Stronger pictorial warnings in tobacco ads from 1 December

Stronger pictorial warnings in tobacco ads from 1 December

Ghulam Nabi Azad

NEW DELHI: New strong pictorial warnings are to be put on cigarette and tobacco packets and in advertisements with effect from 1 December this year in a fresh effort to dissuade tobacco users from consuming tobacco products.

Health Minister Ghulam Nabi Azad has cleared four pictures each of lung and oral cancer that will be used. The warnings will be rotated every two years from December this year.

A new notification issued on 27 May provides for strong pictorial warnings for smoking (cigarettes, bidis, cigars etc.) and smokeless or chewing forms of tobacco products.

The notification has been issued because feedback from different sectors showed that the existing health warnings were not strong and effective so as to influence tobacco users to quit the habit of tobacco use. As there is high prevalence of smokeless tobacco use in the country and the consumption is more among the lower socio-economic class with low levels of literacy, ‘it is hoped that strong pictorial warnings will definitely dissuade tobacco users from consuming tobacco products’.

The notification was issued by making amendments to the Cigarettes and other Tobacco Products (Packaging and Labelling) Rules, 2008.

The Principal rules were published on 15 March 2008 and subsequently amended on 29 September and on 28 November the same year, and again on 3 May 2009, 5 March 2010, 17 May 2010 and 20 December 2010.

The Government had enacted a comprehensive legislation to combat the menace of tobacco - Cigarettes and other tobacco products Regulation of (Prohibition of Advertisement and Regulation of Trade and Commerce, Production, Supply and Distribution) Act, (COTPA) 2003 – which provided for a ban on smoking in public places, ban on sale of tobacco products to and by minors, prohibition of sale of tobacco products within 100 yards of educational institutions, ban on all advertisements of tobacco products, and providing for pictorial health warnings on packages of tobacco products.

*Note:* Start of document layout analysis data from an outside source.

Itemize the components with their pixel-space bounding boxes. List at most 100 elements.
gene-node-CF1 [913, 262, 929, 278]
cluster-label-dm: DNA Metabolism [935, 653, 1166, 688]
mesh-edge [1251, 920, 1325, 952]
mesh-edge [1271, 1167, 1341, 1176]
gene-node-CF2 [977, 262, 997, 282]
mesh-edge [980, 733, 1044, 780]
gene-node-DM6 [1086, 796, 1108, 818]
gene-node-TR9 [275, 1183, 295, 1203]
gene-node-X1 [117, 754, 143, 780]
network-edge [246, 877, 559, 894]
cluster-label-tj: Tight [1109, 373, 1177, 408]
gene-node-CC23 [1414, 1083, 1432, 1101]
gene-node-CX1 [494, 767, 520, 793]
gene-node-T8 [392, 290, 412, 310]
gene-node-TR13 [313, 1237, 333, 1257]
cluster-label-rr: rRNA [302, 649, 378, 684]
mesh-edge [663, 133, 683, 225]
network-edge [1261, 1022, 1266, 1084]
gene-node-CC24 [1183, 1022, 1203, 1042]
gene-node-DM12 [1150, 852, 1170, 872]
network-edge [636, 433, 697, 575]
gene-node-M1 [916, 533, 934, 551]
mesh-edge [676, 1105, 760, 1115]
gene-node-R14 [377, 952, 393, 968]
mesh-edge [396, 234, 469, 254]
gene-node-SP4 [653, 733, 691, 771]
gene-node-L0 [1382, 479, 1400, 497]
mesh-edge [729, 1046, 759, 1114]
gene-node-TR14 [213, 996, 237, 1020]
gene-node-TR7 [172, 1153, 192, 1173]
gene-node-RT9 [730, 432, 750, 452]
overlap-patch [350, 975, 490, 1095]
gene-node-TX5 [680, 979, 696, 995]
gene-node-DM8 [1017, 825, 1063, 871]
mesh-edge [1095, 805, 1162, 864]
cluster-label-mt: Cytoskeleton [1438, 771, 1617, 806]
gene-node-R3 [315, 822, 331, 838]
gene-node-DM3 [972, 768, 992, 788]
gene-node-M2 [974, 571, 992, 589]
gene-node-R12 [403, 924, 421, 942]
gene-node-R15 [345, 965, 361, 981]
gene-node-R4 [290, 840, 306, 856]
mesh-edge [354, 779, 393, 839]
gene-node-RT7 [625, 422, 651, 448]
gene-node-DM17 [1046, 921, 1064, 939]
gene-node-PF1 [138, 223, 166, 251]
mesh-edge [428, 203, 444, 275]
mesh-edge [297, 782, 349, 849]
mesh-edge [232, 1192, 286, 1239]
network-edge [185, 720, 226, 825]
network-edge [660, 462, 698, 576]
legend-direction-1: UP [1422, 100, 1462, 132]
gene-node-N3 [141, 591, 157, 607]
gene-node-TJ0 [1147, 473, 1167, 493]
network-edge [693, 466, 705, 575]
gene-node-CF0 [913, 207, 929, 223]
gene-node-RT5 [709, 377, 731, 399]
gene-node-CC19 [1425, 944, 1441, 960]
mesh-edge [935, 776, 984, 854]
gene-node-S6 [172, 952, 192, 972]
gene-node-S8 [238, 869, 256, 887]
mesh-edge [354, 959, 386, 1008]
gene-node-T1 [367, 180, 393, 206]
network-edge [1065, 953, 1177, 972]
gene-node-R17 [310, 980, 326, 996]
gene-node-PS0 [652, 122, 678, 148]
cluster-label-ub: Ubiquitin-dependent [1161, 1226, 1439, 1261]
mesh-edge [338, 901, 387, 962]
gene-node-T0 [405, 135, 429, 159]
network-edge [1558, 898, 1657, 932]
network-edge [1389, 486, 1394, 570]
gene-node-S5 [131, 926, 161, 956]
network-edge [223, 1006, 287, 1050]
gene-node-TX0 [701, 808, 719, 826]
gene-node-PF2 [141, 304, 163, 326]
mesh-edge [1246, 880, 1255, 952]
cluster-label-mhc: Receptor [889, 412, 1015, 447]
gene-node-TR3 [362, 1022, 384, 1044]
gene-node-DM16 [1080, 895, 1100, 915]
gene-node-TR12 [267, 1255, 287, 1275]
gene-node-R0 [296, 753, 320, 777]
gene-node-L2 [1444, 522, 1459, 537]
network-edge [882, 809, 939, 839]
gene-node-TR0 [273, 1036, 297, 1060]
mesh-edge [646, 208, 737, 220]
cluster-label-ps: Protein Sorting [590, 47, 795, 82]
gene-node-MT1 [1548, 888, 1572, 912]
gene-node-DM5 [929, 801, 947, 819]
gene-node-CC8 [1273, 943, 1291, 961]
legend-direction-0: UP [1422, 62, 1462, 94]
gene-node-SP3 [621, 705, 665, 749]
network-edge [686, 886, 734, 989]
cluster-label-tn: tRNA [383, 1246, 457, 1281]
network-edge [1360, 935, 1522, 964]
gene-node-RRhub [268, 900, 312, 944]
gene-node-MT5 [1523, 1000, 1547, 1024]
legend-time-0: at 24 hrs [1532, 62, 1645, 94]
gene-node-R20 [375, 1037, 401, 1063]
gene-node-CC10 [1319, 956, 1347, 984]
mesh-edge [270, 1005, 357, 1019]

After a long legal battle, the Rules relating to Section 7 of COTPA 2003 which mandated pictorial health warnings on tobacco products came into implementation on 31 May, 2009. As India has also ratified WHO Framework Convention on Tobacco Control (FCTC), the Government is committed to implement guidelines and provisions under FCTC. Article 11 of WHO FCTC recommends pictorials health warnings as an effective strategy for reduction of demand of tobacco.